Flectar sed non frangar.
Così sussurravano fino a ieri i boschi di abeti della Val Visdende, ora accumulati in cataste rosse. Sradicati e sanguinanti,
erano gli stessi di cui andava in cerca Stradivarius, per i suoi violini, arrivando qui a piedi, da Cremona. Fino a ieri risuonavano
al vento, in magnifico concerto e senza bisogno di applausi di circostanza. In tutto simili ai legni di Renzo Piano a Numea,
nell'oceano Pacifico, vicina all'Australia, ricreati in suggestive capanne.

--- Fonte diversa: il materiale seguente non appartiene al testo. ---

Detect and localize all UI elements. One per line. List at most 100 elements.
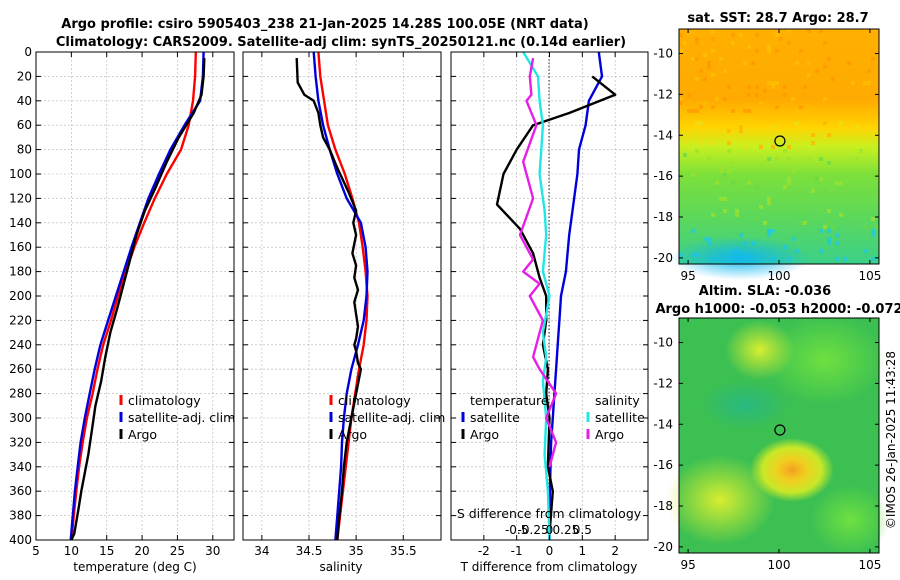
sst-pixel xyxy=(771,85,775,89)
temperature-xlabel: temperature (deg C) xyxy=(73,560,196,574)
sst-pixel xyxy=(751,61,755,65)
sst-pixel xyxy=(867,117,871,121)
sst-pixel xyxy=(767,233,771,237)
sst-pixel xyxy=(803,85,807,89)
sst-pixel xyxy=(691,109,695,113)
sst-pixel xyxy=(831,225,835,229)
sst-pixel xyxy=(707,65,711,69)
sst-pixel xyxy=(711,213,715,217)
sst-pixel xyxy=(827,161,831,165)
sst-pixel xyxy=(707,157,711,161)
sst-cool-patch xyxy=(670,236,810,280)
sst-pixel xyxy=(731,161,735,165)
difference-top-ticks: -0.5-0.250 0.250.5 xyxy=(505,523,592,537)
sst-pixel xyxy=(819,229,823,233)
sst-pixel xyxy=(695,41,699,45)
difference-legend: temperature salinity satellite Argo sate… xyxy=(461,393,645,442)
salinity-ticks: 34 34.5 35 35.5 xyxy=(243,51,441,558)
sst-pixel xyxy=(767,49,771,53)
sst-pixel xyxy=(723,197,727,201)
sla-map-panel: Altim. SLA: -0.036 Argo h1000: -0.053 h2… xyxy=(653,284,900,572)
sst-pixel xyxy=(731,33,735,37)
sst-pixel xyxy=(755,185,759,189)
sst-pixel xyxy=(767,229,771,233)
sst-pixel xyxy=(839,213,843,217)
temperature-legend: climatology satellite-adj. clim Argo xyxy=(119,393,235,442)
legend-label-argo: Argo xyxy=(128,427,157,442)
difference-panel: -2 -1 0 1 2 T difference from climatology S … xyxy=(450,51,649,574)
sst-pixel xyxy=(795,61,799,65)
sst-pixel xyxy=(747,93,751,97)
sst-pixel xyxy=(743,61,747,65)
sst-pixel xyxy=(739,125,743,129)
sst-pixel xyxy=(787,177,791,181)
sst-pixel xyxy=(695,121,699,125)
sst-pixel xyxy=(699,121,703,125)
sst-pixel xyxy=(763,89,767,93)
sst-pixel xyxy=(695,109,699,113)
figure-title-line1: Argo profile: csiro 5905403_238 21-Jan-2… xyxy=(61,17,588,32)
sst-pixel xyxy=(799,221,803,225)
sst-pixel xyxy=(763,113,767,117)
sst-pixel xyxy=(739,233,743,237)
sst-pixel xyxy=(815,69,819,73)
y-tick-label: 240 xyxy=(9,338,32,352)
series-line-salinity-argo xyxy=(518,57,558,468)
x-tick-label: 30 xyxy=(205,544,220,558)
y-tick-label: -20 xyxy=(653,540,673,554)
sst-pixel xyxy=(815,177,819,181)
sst-pixel xyxy=(735,213,739,217)
legend-label-temp-argo: Argo xyxy=(470,427,499,442)
difference-ticks: -2 -1 0 1 2 xyxy=(451,51,648,558)
sst-pixel xyxy=(755,217,759,221)
sst-pixel xyxy=(871,217,875,221)
sla-patch-yellow-north xyxy=(725,320,795,380)
y-tick-label: 120 xyxy=(9,191,32,205)
sst-pixel xyxy=(723,69,727,73)
x-tick-label: -2 xyxy=(478,544,490,558)
sst-pixel xyxy=(759,145,763,149)
sst-pixel xyxy=(695,149,699,153)
sst-pixel xyxy=(835,181,839,185)
sst-pixel xyxy=(827,221,831,225)
x-tick-label: 95 xyxy=(680,558,695,572)
legend-label-sal-satellite: satellite xyxy=(595,410,645,425)
sst-pixel xyxy=(783,149,787,153)
x-tick-label: 105 xyxy=(858,558,881,572)
legend-label-satellite: satellite-adj. clim xyxy=(338,410,445,425)
sst-pixel xyxy=(683,153,687,157)
y-tick-label: 320 xyxy=(9,435,32,449)
x-tick-label: 0 xyxy=(546,544,554,558)
y-tick-label: -10 xyxy=(653,47,673,61)
sst-pixel xyxy=(767,201,771,205)
sst-pixel xyxy=(823,65,827,69)
x-tick-label: 34.5 xyxy=(296,544,323,558)
y-tick-label: 380 xyxy=(9,509,32,523)
sst-pixel xyxy=(743,129,747,133)
y-tick-label: 40 xyxy=(17,94,32,108)
temperature-ticks: 0 20 40 60 80 100 120 140 160 180 200 220 240 260 280 3… xyxy=(9,45,234,558)
y-tick-label: 400 xyxy=(9,533,32,547)
sst-pixel xyxy=(807,73,811,77)
sst-pixel xyxy=(699,137,703,141)
series-line-temperature-argo xyxy=(495,75,617,534)
x-tick-label: 25 xyxy=(170,544,185,558)
top-tick-label: 0.5 xyxy=(573,523,592,537)
sst-pixel xyxy=(679,97,683,101)
sst-pixel xyxy=(823,41,827,45)
temperature-series xyxy=(69,51,206,541)
legend-label-satellite: satellite-adj. clim xyxy=(128,410,235,425)
sst-pixel xyxy=(819,189,823,193)
sst-pixel xyxy=(743,109,747,113)
sst-pixel xyxy=(791,97,795,101)
sst-pixel xyxy=(691,57,695,61)
sst-pixel xyxy=(791,169,795,173)
sst-pixel xyxy=(839,121,843,125)
difference-xlabel: T difference from climatology xyxy=(460,560,638,574)
sst-pixel xyxy=(775,157,779,161)
sst-pixel xyxy=(763,221,767,225)
sst-pixel xyxy=(755,49,759,53)
x-tick-label: 95 xyxy=(680,269,695,283)
sst-pixel xyxy=(687,93,691,97)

Archetipi simbolici dove raccontare storia e cultura
della popolazione locale kanak, con opere di artisti maori, caledoniani e papuani.
Ora nella Val Visdende gli abeti rossi con anima di violino sono stati ridotti dalla bufera a legnetti putrefatti, come quelli
del gioco degli shangai. Pericolosamente trasformati in potenziali untori, appestanti il futuro dei boschi vicini. Perché
lasciati a marcire così, sotto la neve, diventeranno capanne per insetti parassiti voraci, distruttori.

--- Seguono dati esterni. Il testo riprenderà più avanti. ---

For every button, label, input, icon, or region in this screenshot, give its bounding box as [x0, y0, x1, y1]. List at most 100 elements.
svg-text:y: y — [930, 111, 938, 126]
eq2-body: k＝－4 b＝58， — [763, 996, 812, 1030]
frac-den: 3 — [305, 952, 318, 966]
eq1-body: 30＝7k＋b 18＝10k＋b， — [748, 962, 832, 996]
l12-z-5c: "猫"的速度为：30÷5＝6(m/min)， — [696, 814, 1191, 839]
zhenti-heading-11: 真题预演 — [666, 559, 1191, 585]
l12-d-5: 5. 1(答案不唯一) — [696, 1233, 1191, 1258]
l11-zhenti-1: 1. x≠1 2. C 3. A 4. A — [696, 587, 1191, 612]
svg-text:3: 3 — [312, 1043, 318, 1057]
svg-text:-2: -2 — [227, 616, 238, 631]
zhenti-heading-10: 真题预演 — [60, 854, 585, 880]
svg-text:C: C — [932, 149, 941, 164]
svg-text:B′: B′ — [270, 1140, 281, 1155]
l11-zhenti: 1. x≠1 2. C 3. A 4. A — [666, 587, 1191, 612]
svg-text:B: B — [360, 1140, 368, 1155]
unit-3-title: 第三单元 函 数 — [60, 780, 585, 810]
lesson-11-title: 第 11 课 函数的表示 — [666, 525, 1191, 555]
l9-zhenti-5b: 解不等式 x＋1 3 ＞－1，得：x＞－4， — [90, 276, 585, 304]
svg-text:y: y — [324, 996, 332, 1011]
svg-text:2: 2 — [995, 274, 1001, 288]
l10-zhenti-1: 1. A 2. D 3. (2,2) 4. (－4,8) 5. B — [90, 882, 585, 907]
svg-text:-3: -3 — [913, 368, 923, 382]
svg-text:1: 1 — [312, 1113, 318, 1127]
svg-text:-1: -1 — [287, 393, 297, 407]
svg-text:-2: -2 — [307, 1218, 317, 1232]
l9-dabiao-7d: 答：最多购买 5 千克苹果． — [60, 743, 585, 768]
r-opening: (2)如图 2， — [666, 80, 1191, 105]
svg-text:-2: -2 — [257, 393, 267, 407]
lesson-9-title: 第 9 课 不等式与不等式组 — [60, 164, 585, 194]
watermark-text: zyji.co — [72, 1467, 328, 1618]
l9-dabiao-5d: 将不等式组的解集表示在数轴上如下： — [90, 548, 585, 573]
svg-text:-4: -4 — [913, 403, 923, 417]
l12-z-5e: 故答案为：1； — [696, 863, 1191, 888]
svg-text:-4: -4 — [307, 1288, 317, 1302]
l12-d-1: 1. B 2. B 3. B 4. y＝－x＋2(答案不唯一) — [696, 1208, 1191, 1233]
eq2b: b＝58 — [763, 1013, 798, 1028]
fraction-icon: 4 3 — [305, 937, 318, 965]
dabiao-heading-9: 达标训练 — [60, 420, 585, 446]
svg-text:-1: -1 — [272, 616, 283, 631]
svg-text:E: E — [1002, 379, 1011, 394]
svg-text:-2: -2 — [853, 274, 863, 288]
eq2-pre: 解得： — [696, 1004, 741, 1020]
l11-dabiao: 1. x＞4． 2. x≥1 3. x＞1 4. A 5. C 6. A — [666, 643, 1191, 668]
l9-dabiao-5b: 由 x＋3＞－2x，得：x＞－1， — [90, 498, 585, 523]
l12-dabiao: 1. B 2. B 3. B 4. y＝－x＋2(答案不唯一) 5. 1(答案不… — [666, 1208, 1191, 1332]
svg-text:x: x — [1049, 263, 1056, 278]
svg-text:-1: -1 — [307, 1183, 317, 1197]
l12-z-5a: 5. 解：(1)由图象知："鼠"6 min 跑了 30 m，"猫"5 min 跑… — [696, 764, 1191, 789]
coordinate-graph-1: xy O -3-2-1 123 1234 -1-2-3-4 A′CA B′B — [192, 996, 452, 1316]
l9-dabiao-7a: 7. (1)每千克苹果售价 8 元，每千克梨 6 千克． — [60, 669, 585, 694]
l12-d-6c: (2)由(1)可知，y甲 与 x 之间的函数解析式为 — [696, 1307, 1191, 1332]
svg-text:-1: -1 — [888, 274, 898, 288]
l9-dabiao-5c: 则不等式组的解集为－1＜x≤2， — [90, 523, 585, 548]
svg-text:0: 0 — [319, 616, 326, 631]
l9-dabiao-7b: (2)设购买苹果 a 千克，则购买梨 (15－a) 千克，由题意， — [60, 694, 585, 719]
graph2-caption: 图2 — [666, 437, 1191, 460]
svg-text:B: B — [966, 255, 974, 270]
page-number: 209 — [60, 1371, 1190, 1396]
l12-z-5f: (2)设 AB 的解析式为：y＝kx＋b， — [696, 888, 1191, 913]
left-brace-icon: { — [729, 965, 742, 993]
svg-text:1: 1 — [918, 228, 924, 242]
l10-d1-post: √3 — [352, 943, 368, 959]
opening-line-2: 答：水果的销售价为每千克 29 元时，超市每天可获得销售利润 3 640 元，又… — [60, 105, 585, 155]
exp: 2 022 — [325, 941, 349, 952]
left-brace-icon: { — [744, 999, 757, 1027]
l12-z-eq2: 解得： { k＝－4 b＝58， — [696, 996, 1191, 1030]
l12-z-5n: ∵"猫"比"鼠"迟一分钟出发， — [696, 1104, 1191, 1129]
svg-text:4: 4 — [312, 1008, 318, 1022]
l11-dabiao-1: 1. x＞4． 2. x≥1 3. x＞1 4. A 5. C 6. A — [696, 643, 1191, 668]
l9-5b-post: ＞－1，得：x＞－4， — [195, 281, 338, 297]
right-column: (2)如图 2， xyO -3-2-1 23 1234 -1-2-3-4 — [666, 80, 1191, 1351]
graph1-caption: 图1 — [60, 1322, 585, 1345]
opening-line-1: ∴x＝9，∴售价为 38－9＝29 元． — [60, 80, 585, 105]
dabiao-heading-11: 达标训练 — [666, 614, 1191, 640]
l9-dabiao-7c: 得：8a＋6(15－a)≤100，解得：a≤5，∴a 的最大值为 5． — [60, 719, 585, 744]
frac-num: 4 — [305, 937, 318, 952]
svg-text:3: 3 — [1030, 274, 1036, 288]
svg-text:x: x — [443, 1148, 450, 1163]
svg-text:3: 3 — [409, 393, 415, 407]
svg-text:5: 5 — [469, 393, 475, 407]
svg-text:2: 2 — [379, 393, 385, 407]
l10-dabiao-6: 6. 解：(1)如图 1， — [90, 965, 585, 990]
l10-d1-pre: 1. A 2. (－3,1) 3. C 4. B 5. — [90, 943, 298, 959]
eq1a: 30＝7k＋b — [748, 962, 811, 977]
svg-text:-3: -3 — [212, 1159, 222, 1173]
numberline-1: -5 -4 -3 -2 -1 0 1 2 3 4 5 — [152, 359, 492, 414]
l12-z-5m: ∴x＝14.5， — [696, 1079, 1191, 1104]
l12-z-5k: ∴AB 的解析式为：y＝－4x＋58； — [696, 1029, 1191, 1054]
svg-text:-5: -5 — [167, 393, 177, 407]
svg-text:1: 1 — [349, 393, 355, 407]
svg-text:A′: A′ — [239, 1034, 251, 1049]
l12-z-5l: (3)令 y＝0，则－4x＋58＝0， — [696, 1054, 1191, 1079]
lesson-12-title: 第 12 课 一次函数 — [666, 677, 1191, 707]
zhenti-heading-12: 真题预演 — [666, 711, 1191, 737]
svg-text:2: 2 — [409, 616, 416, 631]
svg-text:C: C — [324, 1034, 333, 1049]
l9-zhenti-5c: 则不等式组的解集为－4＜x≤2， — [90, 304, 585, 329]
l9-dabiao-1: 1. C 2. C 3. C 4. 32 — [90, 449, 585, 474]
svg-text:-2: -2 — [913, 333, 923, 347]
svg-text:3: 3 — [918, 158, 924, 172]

Mentre su tutt'altro fronte, il direttore Daniele Gatti, albero maestoso e invitto, invitato al Marinskij di Pietroburgo dal
cuore grande dello zar Gergiev, l'altra sera ha concertato la storica orchestra russa guadagnando uno straordinario trionfo
e proponendo un programma ambizioso, tra «Apollon musagète» di Stravinskij, «Nocturnes» di Debussy e «Daphnis et Chloé» di
Ravel. Standing ovation per il musicista milanese. In barba al virus dell'untrice di cui parla mezza Europa. Che non è nordica.